Em várias ocasiões é comum o leitor confundir o autor do texto com o narrador, entretanto, os dois não são os mesmos. O autor é entendido como aquele que cria e escreve o texto ou a obra; já o narrador integra os elementos narrativos, sendo ele uma criação do autor com a finalidade de contar os fatos do texto. Vale ressaltar que os fatos apresentados pelo narrador não foram imaginados por ele.

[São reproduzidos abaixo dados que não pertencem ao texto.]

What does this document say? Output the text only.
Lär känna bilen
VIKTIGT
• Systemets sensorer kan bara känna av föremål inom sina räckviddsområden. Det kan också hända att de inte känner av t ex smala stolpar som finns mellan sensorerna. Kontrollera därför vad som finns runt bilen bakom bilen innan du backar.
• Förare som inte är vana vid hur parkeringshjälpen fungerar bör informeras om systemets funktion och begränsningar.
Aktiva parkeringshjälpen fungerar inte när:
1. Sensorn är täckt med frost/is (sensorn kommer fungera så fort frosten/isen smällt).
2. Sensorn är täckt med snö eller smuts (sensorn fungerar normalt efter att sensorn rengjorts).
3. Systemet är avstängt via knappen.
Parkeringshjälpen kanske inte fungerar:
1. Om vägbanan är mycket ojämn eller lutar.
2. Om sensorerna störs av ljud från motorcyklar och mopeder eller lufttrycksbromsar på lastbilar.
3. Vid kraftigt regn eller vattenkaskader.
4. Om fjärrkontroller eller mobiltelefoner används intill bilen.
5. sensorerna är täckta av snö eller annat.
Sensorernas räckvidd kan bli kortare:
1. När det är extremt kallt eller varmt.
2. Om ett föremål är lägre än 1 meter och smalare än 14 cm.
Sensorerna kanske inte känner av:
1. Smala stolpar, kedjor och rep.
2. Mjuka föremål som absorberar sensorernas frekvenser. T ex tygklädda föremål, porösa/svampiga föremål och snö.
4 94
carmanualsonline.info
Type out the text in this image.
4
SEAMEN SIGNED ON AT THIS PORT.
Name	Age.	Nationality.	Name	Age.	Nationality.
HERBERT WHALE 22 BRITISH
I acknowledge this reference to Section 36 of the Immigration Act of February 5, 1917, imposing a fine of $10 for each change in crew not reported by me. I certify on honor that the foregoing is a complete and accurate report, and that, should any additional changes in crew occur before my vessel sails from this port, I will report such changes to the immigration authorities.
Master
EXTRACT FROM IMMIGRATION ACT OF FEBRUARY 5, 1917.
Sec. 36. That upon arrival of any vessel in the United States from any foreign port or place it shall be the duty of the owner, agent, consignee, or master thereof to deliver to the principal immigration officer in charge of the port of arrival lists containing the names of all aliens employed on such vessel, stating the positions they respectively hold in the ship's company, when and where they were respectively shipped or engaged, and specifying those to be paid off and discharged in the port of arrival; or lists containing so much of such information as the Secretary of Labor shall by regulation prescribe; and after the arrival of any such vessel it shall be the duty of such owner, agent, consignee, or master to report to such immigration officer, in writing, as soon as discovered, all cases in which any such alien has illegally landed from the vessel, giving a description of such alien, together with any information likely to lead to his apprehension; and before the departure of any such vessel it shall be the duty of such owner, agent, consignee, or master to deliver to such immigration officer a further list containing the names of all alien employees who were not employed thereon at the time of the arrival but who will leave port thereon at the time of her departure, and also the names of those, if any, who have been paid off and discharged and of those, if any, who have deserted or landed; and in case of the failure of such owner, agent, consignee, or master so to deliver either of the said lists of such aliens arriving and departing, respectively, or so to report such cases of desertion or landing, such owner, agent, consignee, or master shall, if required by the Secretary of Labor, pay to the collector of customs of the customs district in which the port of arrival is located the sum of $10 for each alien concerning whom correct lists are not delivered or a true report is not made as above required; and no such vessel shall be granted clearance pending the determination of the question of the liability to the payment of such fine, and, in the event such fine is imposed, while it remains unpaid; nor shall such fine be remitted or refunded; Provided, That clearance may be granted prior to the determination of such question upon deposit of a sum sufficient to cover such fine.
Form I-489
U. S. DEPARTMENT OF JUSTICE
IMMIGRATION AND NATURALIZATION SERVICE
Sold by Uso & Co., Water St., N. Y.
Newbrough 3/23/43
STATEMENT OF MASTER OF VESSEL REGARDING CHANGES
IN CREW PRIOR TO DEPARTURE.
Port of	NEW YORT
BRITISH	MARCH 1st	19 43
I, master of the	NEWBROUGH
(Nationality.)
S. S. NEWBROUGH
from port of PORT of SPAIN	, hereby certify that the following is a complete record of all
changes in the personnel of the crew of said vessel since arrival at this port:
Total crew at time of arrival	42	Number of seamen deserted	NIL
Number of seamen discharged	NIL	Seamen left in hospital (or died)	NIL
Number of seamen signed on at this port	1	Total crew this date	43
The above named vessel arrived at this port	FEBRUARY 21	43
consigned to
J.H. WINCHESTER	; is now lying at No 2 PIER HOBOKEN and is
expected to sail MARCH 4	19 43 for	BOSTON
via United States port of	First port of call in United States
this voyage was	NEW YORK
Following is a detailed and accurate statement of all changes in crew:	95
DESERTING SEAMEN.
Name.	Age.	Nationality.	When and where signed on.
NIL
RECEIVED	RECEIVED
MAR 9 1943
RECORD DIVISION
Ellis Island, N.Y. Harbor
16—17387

Você deve estar se perguntando sobre o narrador-personagem, não é? Geralmente, ele aparece de forma ficcional com o objetivo de narrar e participar da história, assim além de “autor” do texto, também é personagem. A utilização do narrador-personagem é apenas uma estratégia literária, pois o verdadeiro autor do texto continua sendo que o escreveu, alguém que existe no “mundo real”, que possui identidade e endereço.
Na obra Memórias Póstumas de Brás Cubas de Machado de Assis é possível visualizar essa experiência em que o autor-defunto Brás Cubas narra a sua história. Na primeira página do livro há o seguinte trecho escrito por Machado de Assis entre 1878 e 1879, quando o autor estava vivo com então 40 anos de idade: “Ao verme que primeiro roeu as frias carnes do meu cadáver dedico como saudosa lembrança estas memórias póstumas”. Como você observou, Brás Cubas é o personagem que no texto é o autor-defunto.
Acompanhe mais um trecho do autor-defunto na página do livro intitulada “Ao leitor”:
Que Stendhal confessasse haver escrito um de seus livros para cem leitores, coisa é que admira e consterna. O que não admira, nem provavelmente consternará, é se este outro livro não tiver os cem leitores de Stendhal, nem cinquenta, nem vinte, e quando muito, dez. Dez? Talvez cinco. Trata-se, na verdade, de uma obra difusa, na qual eu, Brás Cubas, se adotei a forma livre de um Sterne ou de um Xavier de Maistre, não sei se lhe meti algumas rabugens de pessimismo. Pode ser. Obra de finado. Escrevi-a com a pena da galhofa e a tinta da melancolia, e não é difícil antever o que poderá sair desse conúbio. […]
ASSIS, Machado de. Memórias póstumas de Brás Cubas. São Paulo: Ática, 1973.